On the way to Saddle Peak, this is how we crossed streams, if there is a fallen tree that is. Otherwise depending on the time of the day and the tide, we would wade through waist deep crocodile infested waters or just walk across ankle deep waters.
The ginormous trees were extremely intriguing. These forests haven't been disturbed for a very long time and it shows in the size of everything. Very tall, very huge, very green, very dense was all I could think. The forests around here are just as amazing.
After Long Island, Kalipur and the ridiculously tiring journey from Diglipur to Port Blair through the Jarawa Reserve, I was in double minds about visiting Little Andaman. Practically no one could give me useful information on how this island would be. Several phone calls later I finally summoned some courage to visit this very less known island and what an island it was! I can even claim that this was the best beach I had seen so far in all of Andaman. Three days later I had no intention of leaving but forced myself to return back.
Apart from spectacular beaches, Little Andaman has a beautiful lagoon at Kala Pathhar Beach. The water slowly collects in the pool here as the waves hit the black rocks. By evening the pool is full and it meets the ocean out of a corner. I sat here all day watching the pool fill up. Did nothing, absolutely nothing! Just watched the tide rise. Awesome day.
The ship journey to and from Little Andaman was an amazing experience. I went to the other islands on a boat, but since Little Andaman was across open waters, ships run between Port Blair and Hutbay.
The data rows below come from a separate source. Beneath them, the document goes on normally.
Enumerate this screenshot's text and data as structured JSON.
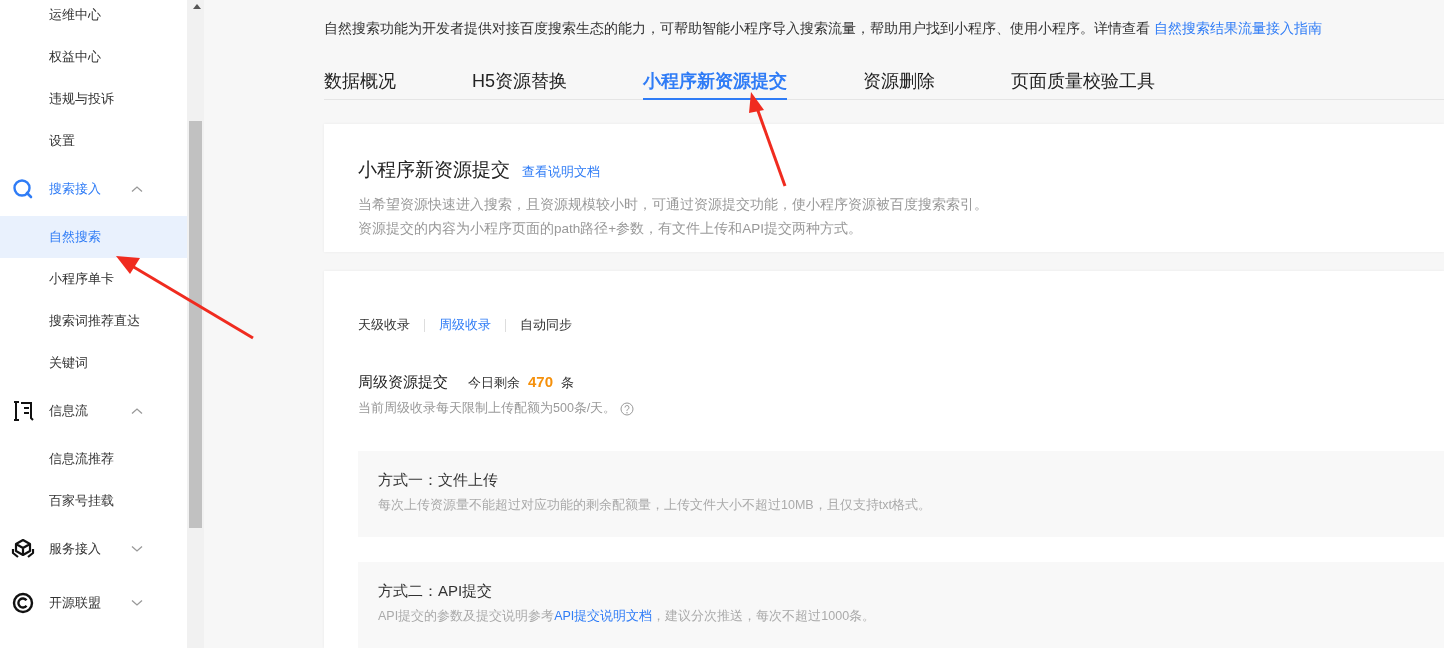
{
  "sidebar": {
    "items": [
      {
        "kind": "link",
        "label": "运维中心",
        "selected": false
      },
      {
        "kind": "link",
        "label": "权益中心",
        "selected": false
      },
      {
        "kind": "link",
        "label": "违规与投诉",
        "selected": false
      },
      {
        "kind": "link",
        "label": "设置",
        "selected": false
      },
      {
        "kind": "group",
        "label": "搜索接入",
        "expanded": true,
        "selected": true,
        "children": [
          {
            "label": "自然搜索",
            "selected": true
          },
          {
            "label": "小程序单卡",
            "selected": false
          },
          {
            "label": "搜索词推荐直达",
            "selected": false
          },
          {
            "label": "关键词",
            "selected": false
          }
        ]
      },
      {
        "kind": "group",
        "label": "信息流",
        "expanded": true,
        "selected": false,
        "children": [
          {
            "label": "信息流推荐",
            "selected": false
          },
          {
            "label": "百家号挂载",
            "selected": false
          }
        ]
      },
      {
        "kind": "group",
        "label": "服务接入",
        "expanded": false,
        "selected": false
      },
      {
        "kind": "group",
        "label": "开源联盟",
        "expanded": false,
        "selected": false
      }
    ]
  },
  "intro": {
    "text": "自然搜索功能为开发者提供对接百度搜索生态的能力，可帮助智能小程序导入搜索流量，帮助用户找到小程序、使用小程序。详情查看",
    "link": "自然搜索结果流量接入指南"
  },
  "tabs": [
    {
      "label": "数据概况",
      "selected": false
    },
    {
      "label": "H5资源替换",
      "selected": false
    },
    {
      "label": "小程序新资源提交",
      "selected": true
    },
    {
      "label": "资源删除",
      "selected": false
    },
    {
      "label": "页面质量校验工具",
      "selected": false
    }
  ],
  "header_card": {
    "title": "小程序新资源提交",
    "link": "查看说明文档",
    "lines": [
      "当希望资源快速进入搜索，且资源规模较小时，可通过资源提交功能，使小程序资源被百度搜索索引。",
      "资源提交的内容为小程序页面的path路径+参数，有文件上传和API提交两种方式。"
    ]
  },
  "sub_tabs": [
    {
      "label": "天级收录",
      "selected": false
    },
    {
      "label": "周级收录",
      "selected": true
    },
    {
      "label": "自动同步",
      "selected": false
    }
  ],
  "quota": {
    "title": "周级资源提交",
    "remaining_label": "今日剩余",
    "remaining": "470",
    "unit": "条",
    "note": "当前周级收录每天限制上传配额为500条/天。"
  },
  "methods": [
    {
      "title": "方式一：文件上传",
      "parts": [
        {
          "kind": "text",
          "text": "每次上传资源量不能超过对应功能的剩余配额量，上传文件大小不超过10MB，且仅支持txt格式。"
        }
      ]
    },
    {
      "title": "方式二：API提交",
      "parts": [
        {
          "kind": "text",
          "text": "API提交的参数及提交说明参考"
        },
        {
          "kind": "link",
          "text": "API提交说明文档"
        },
        {
          "kind": "text",
          "text": "，建议分次推送，每次不超过1000条。"
        }
      ]
    }
  ]
}
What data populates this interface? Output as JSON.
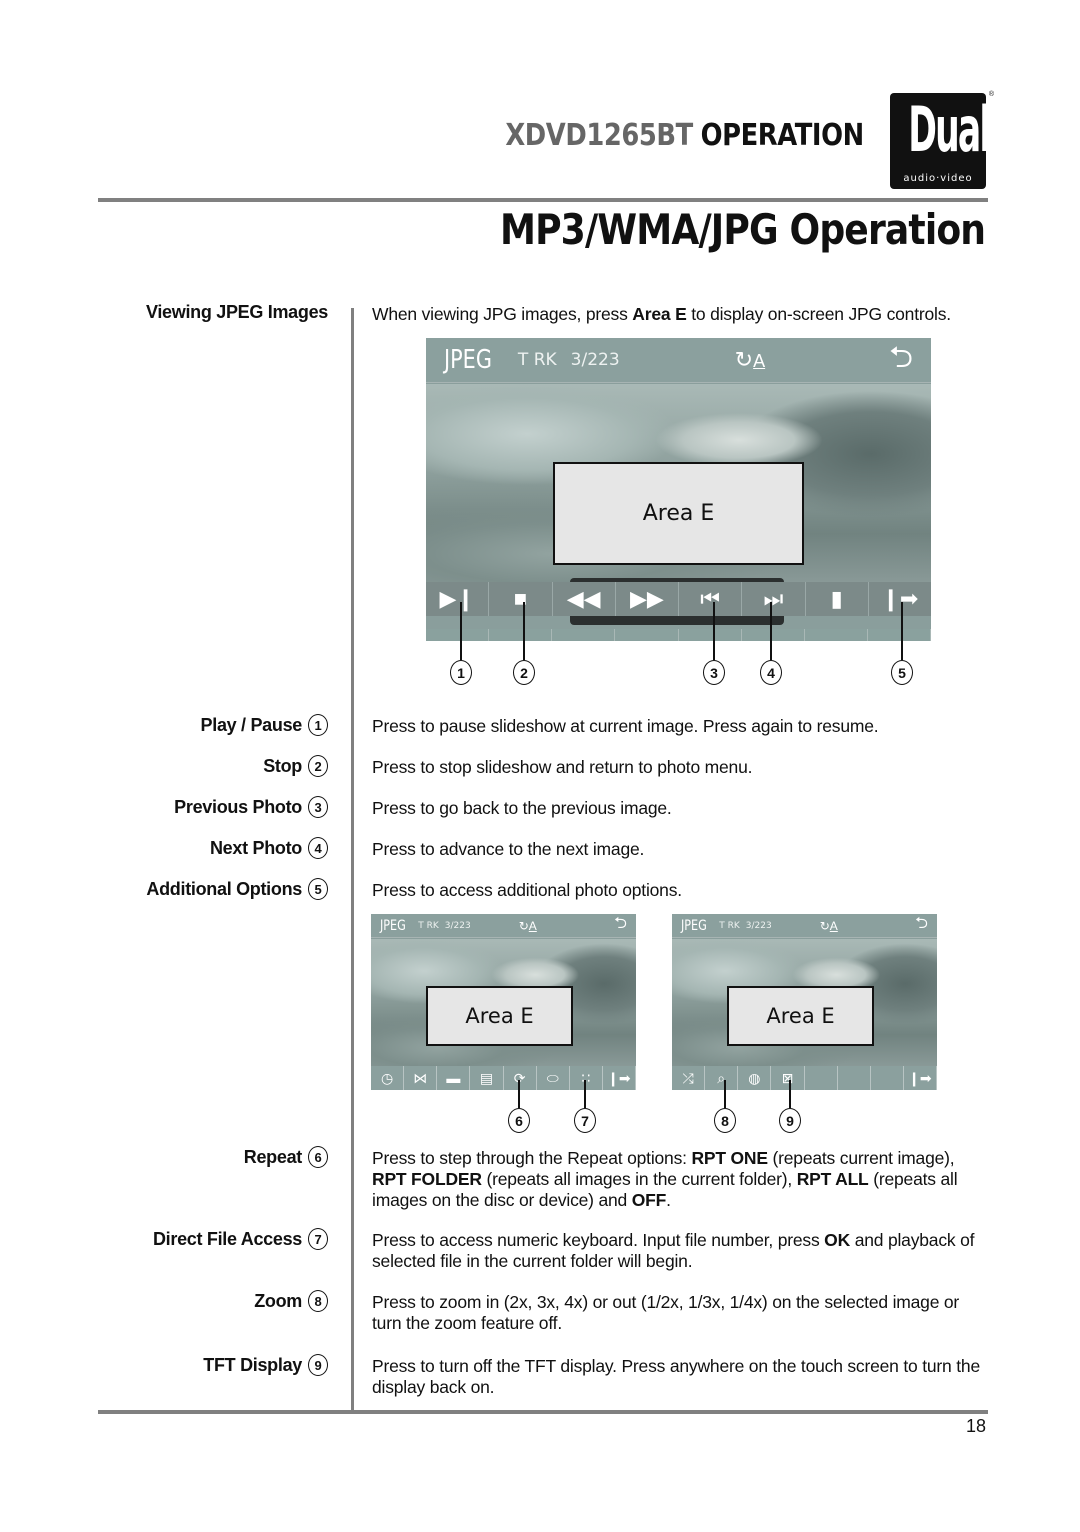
{
  "header": {
    "model": "XDVD1265BT",
    "operation": "OPERATION",
    "logo_word": "Dual",
    "logo_sub": "audio·video",
    "logo_reg": "®",
    "page_title": "MP3/WMA/JPG Operation"
  },
  "section": {
    "label": "Viewing JPEG Images",
    "intro_pre": "When viewing JPG images, press ",
    "intro_bold": "Area E",
    "intro_post": " to display on-screen JPG controls."
  },
  "screen": {
    "mode": "JPEG",
    "trk_label": "T RK",
    "track": "3/223",
    "repeat_icon": "repeat-all-icon",
    "back_icon": "back-arrow-icon",
    "area_label": "Area E",
    "controls": [
      {
        "icon": "play-pause-icon",
        "glyph": "▶❙",
        "callout": "1"
      },
      {
        "icon": "stop-icon",
        "glyph": "■",
        "callout": "2"
      },
      {
        "icon": "rewind-icon",
        "glyph": "◀◀",
        "callout": ""
      },
      {
        "icon": "fast-forward-icon",
        "glyph": "▶▶",
        "callout": ""
      },
      {
        "icon": "previous-track-icon",
        "glyph": "⏮",
        "callout": "3"
      },
      {
        "icon": "next-track-icon",
        "glyph": "⏭",
        "callout": "4"
      },
      {
        "icon": "volume-icon",
        "glyph": "▮",
        "callout": ""
      },
      {
        "icon": "more-options-icon",
        "glyph": "❙➡",
        "callout": "5"
      }
    ]
  },
  "small_screens": [
    {
      "controls": [
        {
          "icon": "clock-icon",
          "glyph": "◷"
        },
        {
          "icon": "aspect-ratio-icon",
          "glyph": "⋈"
        },
        {
          "icon": "folder-icon",
          "glyph": "▬"
        },
        {
          "icon": "file-list-icon",
          "glyph": "▤"
        },
        {
          "icon": "repeat-icon",
          "glyph": "⟳",
          "callout": "6"
        },
        {
          "icon": "direct-access-icon",
          "glyph": "⬭"
        },
        {
          "icon": "keypad-icon",
          "glyph": "∷",
          "callout": "7"
        },
        {
          "icon": "more-options-icon",
          "glyph": "❙➡"
        }
      ]
    },
    {
      "controls": [
        {
          "icon": "shuffle-icon",
          "glyph": "⤮"
        },
        {
          "icon": "zoom-icon",
          "glyph": "⌕",
          "callout": "8"
        },
        {
          "icon": "globe-search-icon",
          "glyph": "◍"
        },
        {
          "icon": "tft-off-icon",
          "glyph": "⊠",
          "callout": "9"
        },
        {
          "icon": "empty-slot",
          "glyph": ""
        },
        {
          "icon": "empty-slot",
          "glyph": ""
        },
        {
          "icon": "empty-slot",
          "glyph": ""
        },
        {
          "icon": "more-options-icon",
          "glyph": "❙➡"
        }
      ]
    }
  ],
  "items": [
    {
      "label": "Play / Pause",
      "num": "1",
      "desc": "Press to pause slideshow at current image. Press again to resume."
    },
    {
      "label": "Stop",
      "num": "2",
      "desc": "Press to stop slideshow and return to photo menu."
    },
    {
      "label": "Previous Photo",
      "num": "3",
      "desc": "Press to go back to the previous image."
    },
    {
      "label": "Next Photo",
      "num": "4",
      "desc": "Press to advance to the next image."
    },
    {
      "label": "Additional Options",
      "num": "5",
      "desc": "Press to access additional photo options."
    },
    {
      "label": "Repeat",
      "num": "6",
      "desc_parts": [
        "Press to step through the Repeat options: ",
        "RPT ONE",
        " (repeats current image), ",
        "RPT FOLDER",
        " (repeats all images in the current folder), ",
        "RPT ALL",
        " (repeats all images on the disc or device) and ",
        "OFF",
        "."
      ]
    },
    {
      "label": "Direct File Access",
      "num": "7",
      "desc_parts": [
        "Press to access numeric keyboard. Input file number, press ",
        "OK",
        " and playback of selected file in the current folder will begin."
      ]
    },
    {
      "label": "Zoom",
      "num": "8",
      "desc": "Press to zoom in (2x, 3x, 4x) or out (1/2x, 1/3x, 1/4x) on the selected image or turn the zoom feature off."
    },
    {
      "label": "TFT Display",
      "num": "9",
      "desc": "Press to turn off the TFT display. Press anywhere on the touch screen to turn the display back on."
    }
  ],
  "page_number": "18"
}
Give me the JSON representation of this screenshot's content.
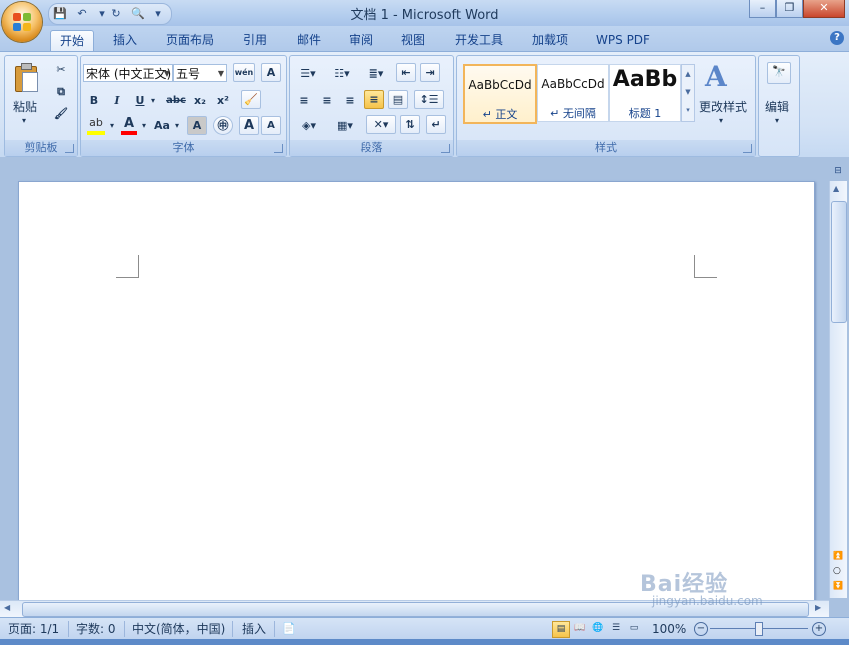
{
  "window": {
    "title": "文档 1 - Microsoft Word"
  },
  "tabs": [
    {
      "label": "开始",
      "active": true
    },
    {
      "label": "插入"
    },
    {
      "label": "页面布局"
    },
    {
      "label": "引用"
    },
    {
      "label": "邮件"
    },
    {
      "label": "审阅"
    },
    {
      "label": "视图"
    },
    {
      "label": "开发工具"
    },
    {
      "label": "加载项"
    },
    {
      "label": "WPS PDF"
    }
  ],
  "ribbon": {
    "clipboard": {
      "label": "剪贴板",
      "paste_label": "粘贴"
    },
    "font": {
      "label": "字体",
      "font_name": "宋体 (中文正文)",
      "font_size": "五号",
      "bold": "B",
      "italic": "I",
      "underline": "U",
      "strike": "abc",
      "subscript": "x₂",
      "superscript": "x²",
      "change_case": "Aa",
      "char_border": "A",
      "grow": "A",
      "shrink": "A",
      "phonetic": "wén",
      "clear_format": "A"
    },
    "paragraph": {
      "label": "段落"
    },
    "styles": {
      "label": "样式",
      "items": [
        {
          "preview": "AaBbCcDd",
          "name": "↵ 正文",
          "selected": true
        },
        {
          "preview": "AaBbCcDd",
          "name": "↵ 无间隔"
        },
        {
          "preview": "AaBb",
          "name": "标题 1"
        }
      ],
      "change_styles_label": "更改样式"
    },
    "editing": {
      "label": "编辑"
    }
  },
  "statusbar": {
    "page": "页面: 1/1",
    "words": "字数: 0",
    "language": "中文(简体，中国)",
    "insert_mode": "插入",
    "zoom": "100%"
  },
  "watermark": {
    "brand": "Bai经验",
    "url": "jingyan.baidu.com"
  },
  "colors": {
    "accent": "#15428b",
    "ribbon_bg": "#d3e2f5",
    "highlight_yellow": "#ffff00",
    "font_red": "#ff0000",
    "selected_style_border": "#f2b55a"
  }
}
Watching the sun set in the middle of the ocean was magical to say the least. I stood on the deck till the wind threatened to throw me off the ship.
Between the island hopping, I took a day to visit the popular tourist spots, one of them being the Ghost town of Ross Island. The once thriving settlement was abandoned after repeated earthquakes and water depletion. Today all that remains is the red bricks and the growing forest around it.
It was a rainy afternoon and I walked alone through ruins imagining the days they would've seen. It was just as eerie as it was beautiful. There was a cemetery with some old spectacular graves but obviously I wouldn't go. It drizzled all the time, the tourists left much earlier and I took the last ferry to Port Blair.
After two weeks, I heard a lot of stories and saw a lot of rainbows. But the icing on the cake was the one last rainbow seen above the North Sentinel Island. This island is home to the Sentinelese, one of the world's last uncontacted tribes! For now, I will have to make do with an aerial view of the mystery tribe. But two week, totally well spent!